By using @abmyii's trick to edit uncompyle6 source code to add debug stanzas, I managed to isolate the problematic instruction from the disassembled bytecode:

65587 JUMP_ABSOLUTE        (to 65540)

The instructions were part of a for loop:

[...]
3796:     >> 65533 SETUP_LOOP           (to 65591)
            65536 LOAD_GLOBAL          (data)
            65539 GET_ITER
         >> 65540 FOR_ITER             (to 65590)
            65543 STORE_FAST           (element)

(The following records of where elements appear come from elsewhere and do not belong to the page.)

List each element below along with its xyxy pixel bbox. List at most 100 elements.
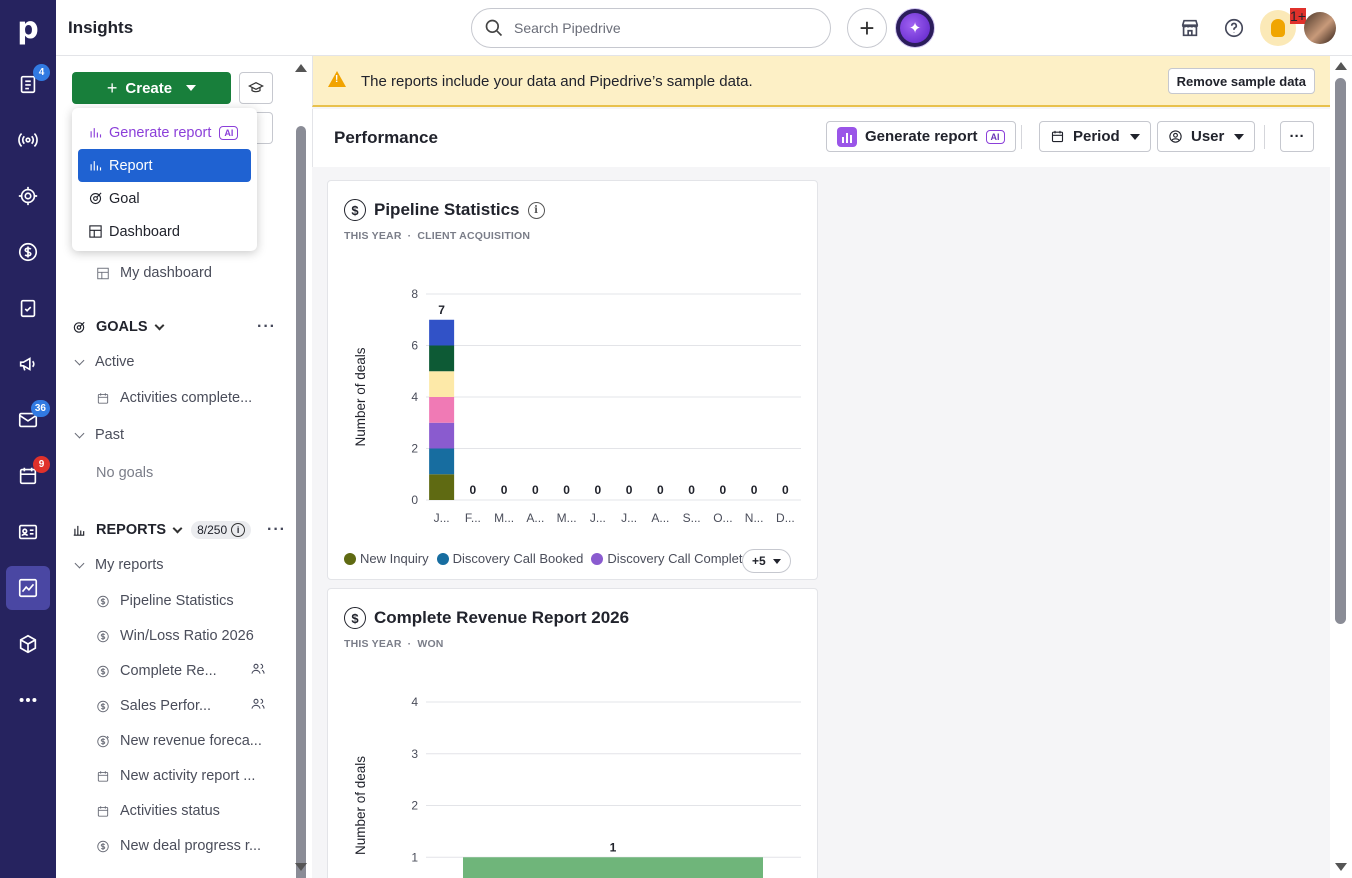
goals-more-button[interactable]: ··· xyxy=(257,318,276,336)
ai-tag: AI xyxy=(219,125,239,140)
menu-item-goal[interactable]: Goal xyxy=(78,182,251,215)
sidebar-item-report[interactable]: New deal progress r... xyxy=(96,831,290,861)
y-tick-label: 0 xyxy=(411,493,418,507)
x-tick-label: A... xyxy=(651,511,669,525)
bar-segment xyxy=(429,422,455,449)
create-label: Create xyxy=(125,79,173,97)
goals-past-toggle[interactable]: Past xyxy=(74,420,290,450)
user-filter-button[interactable]: User xyxy=(1157,121,1256,152)
user-label: User xyxy=(1191,128,1225,145)
help-button[interactable] xyxy=(1220,14,1248,42)
scrollbar-thumb[interactable] xyxy=(296,126,306,878)
scroll-up-arrow[interactable] xyxy=(1335,62,1347,70)
my-reports-toggle[interactable]: My reports xyxy=(74,550,290,580)
y-tick-label: 6 xyxy=(411,339,418,353)
legend-label: Discovery Call Booked xyxy=(452,551,584,566)
scroll-down-arrow[interactable] xyxy=(1335,863,1347,871)
target-nav-button[interactable] xyxy=(6,174,50,218)
dollar-icon xyxy=(97,665,109,677)
menu-item-dashboard[interactable]: Dashboard xyxy=(78,215,251,248)
notifications-button[interactable]: 1+ xyxy=(1260,8,1306,46)
leads-nav-button[interactable]: 4 xyxy=(6,62,50,106)
remove-sample-data-button[interactable]: Remove sample data xyxy=(1167,68,1315,94)
period-filter-button[interactable]: Period xyxy=(1039,121,1151,152)
reports-more-button[interactable]: ··· xyxy=(267,521,286,539)
quick-add-button[interactable]: + xyxy=(847,8,887,48)
pipedrive-logo[interactable]: p xyxy=(0,0,56,56)
sidebar-item-goal[interactable]: Activities complete... xyxy=(96,383,290,413)
generate-report-button[interactable]: Generate report AI xyxy=(826,121,1016,152)
x-tick-label: M... xyxy=(557,511,577,525)
mail-nav-button[interactable]: 36 xyxy=(6,398,50,442)
sidebar-item-report[interactable]: Sales Perfor... xyxy=(96,691,290,721)
create-button[interactable]: + Create xyxy=(72,72,231,104)
plus-icon: + xyxy=(106,77,118,98)
sidebar-item-report[interactable]: Activities status xyxy=(96,796,290,826)
dashboard-more-button[interactable]: ··· xyxy=(1280,121,1314,152)
activities-nav-button[interactable]: 9 xyxy=(6,454,50,498)
legend-item[interactable]: New Inquiry xyxy=(344,551,429,566)
search-box[interactable] xyxy=(471,8,831,48)
complete-revenue-chart: 1 2 3 4 Number of deals 1 xyxy=(353,695,801,878)
y-axis-label: Number of deals xyxy=(353,347,368,446)
y-tick-label: 4 xyxy=(411,390,418,404)
broadcast-nav-button[interactable] xyxy=(6,118,50,162)
scrollbar-thumb[interactable] xyxy=(1335,78,1346,624)
legend-more-button[interactable]: +5 xyxy=(742,549,791,573)
search-icon xyxy=(485,19,503,37)
sidebar-item-report[interactable]: Pipeline Statistics xyxy=(96,586,290,616)
broadcast-icon xyxy=(18,133,38,147)
plus-icon: + xyxy=(859,12,875,43)
report-card-pipeline-statistics[interactable]: $ Pipeline Statistics i THIS YEAR · CLIENT… xyxy=(327,180,818,580)
report-card-complete-revenue[interactable]: $ Complete Revenue Report 2026 THIS YEAR… xyxy=(327,588,818,878)
scroll-up-arrow[interactable] xyxy=(295,64,307,72)
legend-label: New Inquiry xyxy=(360,551,429,566)
data-label: 0 xyxy=(688,483,695,497)
user-avatar[interactable] xyxy=(1304,12,1336,44)
my-reports-label: My reports xyxy=(95,557,164,573)
data-label: 7 xyxy=(438,303,445,317)
x-tick-label: F... xyxy=(465,511,481,525)
search-input[interactable] xyxy=(514,20,804,36)
products-nav-button[interactable] xyxy=(6,622,50,666)
sidebar-item-report[interactable]: New revenue foreca... xyxy=(96,726,290,756)
sidebar-item-label: New deal progress r... xyxy=(120,838,262,854)
chevron-down-icon xyxy=(74,355,85,365)
sidebar-scrollbar[interactable] xyxy=(290,56,312,878)
main-scrollbar[interactable] xyxy=(1330,56,1352,878)
insights-nav-button[interactable] xyxy=(6,566,50,610)
sidebar-item-report[interactable]: New activity report ... xyxy=(96,761,290,791)
legend-item[interactable]: Discovery Call Complete xyxy=(591,551,750,566)
divider xyxy=(1021,125,1022,149)
goals-active-toggle[interactable]: Active xyxy=(74,347,290,377)
main-content: The reports include your data and Pipedr… xyxy=(312,56,1330,878)
menu-item-generate-report[interactable]: Generate report AI xyxy=(78,116,251,149)
projects-nav-button[interactable] xyxy=(6,286,50,330)
menu-item-label: Goal xyxy=(109,190,140,207)
more-nav-button[interactable] xyxy=(6,678,50,722)
goals-section-header[interactable]: GOALS ··· xyxy=(72,312,290,342)
reports-section-header[interactable]: REPORTS 8/250 i ··· xyxy=(72,515,290,545)
sidebar-item-label: Activities status xyxy=(120,803,220,819)
campaigns-nav-button[interactable] xyxy=(6,342,50,386)
nav-rail: p 4 36 9 xyxy=(0,0,56,878)
dollar-icon xyxy=(97,840,109,852)
info-icon[interactable]: i xyxy=(231,523,246,537)
dollar-icon xyxy=(18,242,38,262)
sidebar-item-report[interactable]: Complete Re... xyxy=(96,656,290,686)
legend-item[interactable]: Discovery Call Booked xyxy=(436,551,584,566)
contacts-nav-button[interactable] xyxy=(6,510,50,554)
forecast-icon xyxy=(97,735,109,747)
warning-icon xyxy=(328,71,346,87)
menu-item-report[interactable]: Report xyxy=(78,149,251,182)
ai-assistant-button[interactable]: ✦ xyxy=(895,8,935,48)
deals-nav-button[interactable] xyxy=(6,230,50,274)
sidebar-item-report[interactable]: Win/Loss Ratio 2026 xyxy=(96,621,290,651)
menu-item-label: Report xyxy=(109,157,153,174)
legend-label: Discovery Call Complete xyxy=(607,551,750,566)
learn-button[interactable] xyxy=(239,72,273,104)
sidebar-item-my-dashboard[interactable]: My dashboard xyxy=(96,258,290,288)
scroll-down-arrow[interactable] xyxy=(295,863,307,871)
calendar-icon xyxy=(97,805,109,817)
marketplace-button[interactable] xyxy=(1176,14,1204,42)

3797:        65546 LOAD_FAST            (element)
            65549 LOAD_CONST           (1)
            65552 BINARY_SUBSCR
            65553 LOAD_FAST            (self)
            65556 LOAD_ATTR            (marker)
            65559 COMPARE_OP           (==)
            65562 EXTENDED_ARG         (65536)
            65565 POP_JUMP_IF_FALSE    (to 65584)

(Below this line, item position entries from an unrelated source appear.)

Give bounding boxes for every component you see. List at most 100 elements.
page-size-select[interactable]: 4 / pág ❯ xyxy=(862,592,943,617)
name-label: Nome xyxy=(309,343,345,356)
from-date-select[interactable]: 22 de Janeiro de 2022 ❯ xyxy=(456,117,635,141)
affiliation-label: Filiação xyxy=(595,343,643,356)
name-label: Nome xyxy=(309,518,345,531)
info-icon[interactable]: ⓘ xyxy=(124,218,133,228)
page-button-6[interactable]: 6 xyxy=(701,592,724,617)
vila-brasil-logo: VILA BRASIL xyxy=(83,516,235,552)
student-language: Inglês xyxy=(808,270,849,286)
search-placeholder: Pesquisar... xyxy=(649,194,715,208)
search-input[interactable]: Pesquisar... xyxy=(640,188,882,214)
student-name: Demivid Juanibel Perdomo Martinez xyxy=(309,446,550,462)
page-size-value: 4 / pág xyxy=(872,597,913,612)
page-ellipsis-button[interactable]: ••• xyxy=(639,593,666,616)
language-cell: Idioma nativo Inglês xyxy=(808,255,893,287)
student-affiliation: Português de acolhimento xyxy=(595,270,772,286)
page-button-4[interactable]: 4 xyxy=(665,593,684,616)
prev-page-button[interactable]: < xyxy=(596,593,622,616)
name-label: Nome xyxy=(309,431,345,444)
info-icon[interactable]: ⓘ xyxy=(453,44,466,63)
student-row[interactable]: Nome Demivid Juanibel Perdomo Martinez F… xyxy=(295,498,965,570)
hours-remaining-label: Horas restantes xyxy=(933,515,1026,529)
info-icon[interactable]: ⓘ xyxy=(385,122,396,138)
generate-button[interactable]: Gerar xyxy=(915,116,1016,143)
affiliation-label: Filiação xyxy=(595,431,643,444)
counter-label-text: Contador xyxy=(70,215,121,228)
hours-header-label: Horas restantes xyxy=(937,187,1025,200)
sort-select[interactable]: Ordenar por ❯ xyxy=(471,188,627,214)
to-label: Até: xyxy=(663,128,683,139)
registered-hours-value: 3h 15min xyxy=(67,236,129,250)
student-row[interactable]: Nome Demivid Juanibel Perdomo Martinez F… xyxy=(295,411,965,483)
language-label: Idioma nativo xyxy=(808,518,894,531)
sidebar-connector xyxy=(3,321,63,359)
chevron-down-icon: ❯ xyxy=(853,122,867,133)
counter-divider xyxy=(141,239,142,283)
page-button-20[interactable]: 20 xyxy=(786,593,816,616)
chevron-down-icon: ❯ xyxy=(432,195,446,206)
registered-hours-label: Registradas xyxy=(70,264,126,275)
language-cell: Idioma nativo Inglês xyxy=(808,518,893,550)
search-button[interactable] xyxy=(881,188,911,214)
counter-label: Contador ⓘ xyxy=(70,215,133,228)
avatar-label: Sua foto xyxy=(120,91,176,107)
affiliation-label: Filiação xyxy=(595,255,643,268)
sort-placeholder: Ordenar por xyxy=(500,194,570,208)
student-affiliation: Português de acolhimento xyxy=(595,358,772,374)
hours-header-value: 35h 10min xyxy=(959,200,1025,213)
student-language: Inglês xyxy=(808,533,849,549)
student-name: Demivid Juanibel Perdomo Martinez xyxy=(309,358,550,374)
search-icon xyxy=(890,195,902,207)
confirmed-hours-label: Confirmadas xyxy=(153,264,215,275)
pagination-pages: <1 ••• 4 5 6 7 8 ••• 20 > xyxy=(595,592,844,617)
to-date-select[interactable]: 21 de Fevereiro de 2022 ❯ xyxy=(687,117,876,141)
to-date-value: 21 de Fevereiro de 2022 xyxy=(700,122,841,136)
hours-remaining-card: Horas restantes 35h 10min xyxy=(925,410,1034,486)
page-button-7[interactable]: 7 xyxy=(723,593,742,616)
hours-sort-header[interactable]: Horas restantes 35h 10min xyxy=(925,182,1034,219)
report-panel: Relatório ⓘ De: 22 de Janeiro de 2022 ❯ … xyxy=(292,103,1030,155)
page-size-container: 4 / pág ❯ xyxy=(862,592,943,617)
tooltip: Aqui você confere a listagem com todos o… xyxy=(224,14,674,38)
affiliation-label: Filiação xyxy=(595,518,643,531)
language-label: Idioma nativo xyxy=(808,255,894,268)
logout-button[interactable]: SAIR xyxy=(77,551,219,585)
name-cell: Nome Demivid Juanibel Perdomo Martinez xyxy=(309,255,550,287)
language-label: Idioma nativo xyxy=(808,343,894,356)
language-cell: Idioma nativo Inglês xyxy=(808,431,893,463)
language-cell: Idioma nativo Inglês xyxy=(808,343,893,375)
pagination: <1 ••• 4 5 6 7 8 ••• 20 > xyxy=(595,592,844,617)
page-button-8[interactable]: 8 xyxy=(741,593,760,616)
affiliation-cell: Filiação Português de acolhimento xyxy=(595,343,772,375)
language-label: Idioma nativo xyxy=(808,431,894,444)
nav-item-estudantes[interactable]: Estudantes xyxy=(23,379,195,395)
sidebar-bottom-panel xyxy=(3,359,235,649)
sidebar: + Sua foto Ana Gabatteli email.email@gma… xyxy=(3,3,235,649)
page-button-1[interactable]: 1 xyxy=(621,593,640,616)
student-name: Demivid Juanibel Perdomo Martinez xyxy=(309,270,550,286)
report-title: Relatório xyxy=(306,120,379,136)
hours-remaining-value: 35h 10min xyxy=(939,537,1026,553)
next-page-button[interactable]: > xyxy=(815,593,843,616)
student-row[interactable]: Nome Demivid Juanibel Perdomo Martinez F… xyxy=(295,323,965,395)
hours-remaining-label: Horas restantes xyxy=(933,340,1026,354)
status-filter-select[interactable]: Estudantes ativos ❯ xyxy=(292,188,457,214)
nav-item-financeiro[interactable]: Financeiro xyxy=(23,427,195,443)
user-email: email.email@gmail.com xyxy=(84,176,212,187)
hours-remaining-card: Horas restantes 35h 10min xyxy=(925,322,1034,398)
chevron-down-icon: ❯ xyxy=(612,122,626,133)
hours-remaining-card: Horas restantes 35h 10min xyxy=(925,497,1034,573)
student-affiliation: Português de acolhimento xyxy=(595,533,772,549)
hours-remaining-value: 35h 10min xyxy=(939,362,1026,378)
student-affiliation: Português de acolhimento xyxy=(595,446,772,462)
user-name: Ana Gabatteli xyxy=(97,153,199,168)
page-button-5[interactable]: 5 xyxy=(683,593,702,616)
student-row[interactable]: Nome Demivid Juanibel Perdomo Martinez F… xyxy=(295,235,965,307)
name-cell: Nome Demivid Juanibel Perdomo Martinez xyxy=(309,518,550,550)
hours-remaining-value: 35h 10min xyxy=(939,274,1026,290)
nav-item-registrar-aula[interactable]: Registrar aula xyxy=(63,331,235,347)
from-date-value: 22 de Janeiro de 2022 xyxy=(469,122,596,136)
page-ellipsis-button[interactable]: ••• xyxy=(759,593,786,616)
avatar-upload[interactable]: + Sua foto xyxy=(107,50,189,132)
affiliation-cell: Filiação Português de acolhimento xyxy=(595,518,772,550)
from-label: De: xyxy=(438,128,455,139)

3798:        65568 LOAD_GLOBAL          (data)
            65571 LOAD_ATTR            (remove)
            65574 LOAD_FAST            (element)
            65577 CALL_FUNCTION        (1 positional, 0 named)
            65580 POP_TOP
            65581 JUMP_FORWARD         (to 65584)
         >> 65584 EXTENDED_ARG         (65536)
            65587 JUMP_ABSOLUTE        (to 65540)
         >> 65590 POP_BLOCK

3799:     >> 65591 SETUP_LOOP           (to 65649)
[...]

The location where the problem declares itself, on a JUMP_ABSOLUTE, is preceded by an EXTENDED_ARG instruction. IIUC, per documentation, EXTENDED_ARG's argument is supposed to contain a 2-byte value extending the value of the subsequent instruction, here JUMP_ABSOLUTE.

I was surprised to find the EXTENDED_ARG's value is exactly one bit over the maximum value 2 bytes can hold. I found a code section in rocky/python-xdis which might be responsible for such a value, but the behaviour eludes me.

Of course the problem does not appear if there is no need for that EXTENDED_ARG, ie if the jump target instruction # is small enough to be contained into 2 bytes.

Reproduction

I was able to put together a few lines focused on that code section:

Code ```python data = [ [ "a", "b" ], [ "c", "d" ] ] class Test: marker = "b" def test(self): for element in data: if element[1] == self.marker: data.remove(element) test = Test() print(data) test.test() print(data) ```
rocky commented 2 years ago

Thanks - should be fixed in 62760eb5

As for the xdis sequence decoding I don't see anything wrong with that. instructions abstract out EXTENDED_ARGS which is a limitation of the bytecode format. That code is in service of that to compute the offset value of of the instruction.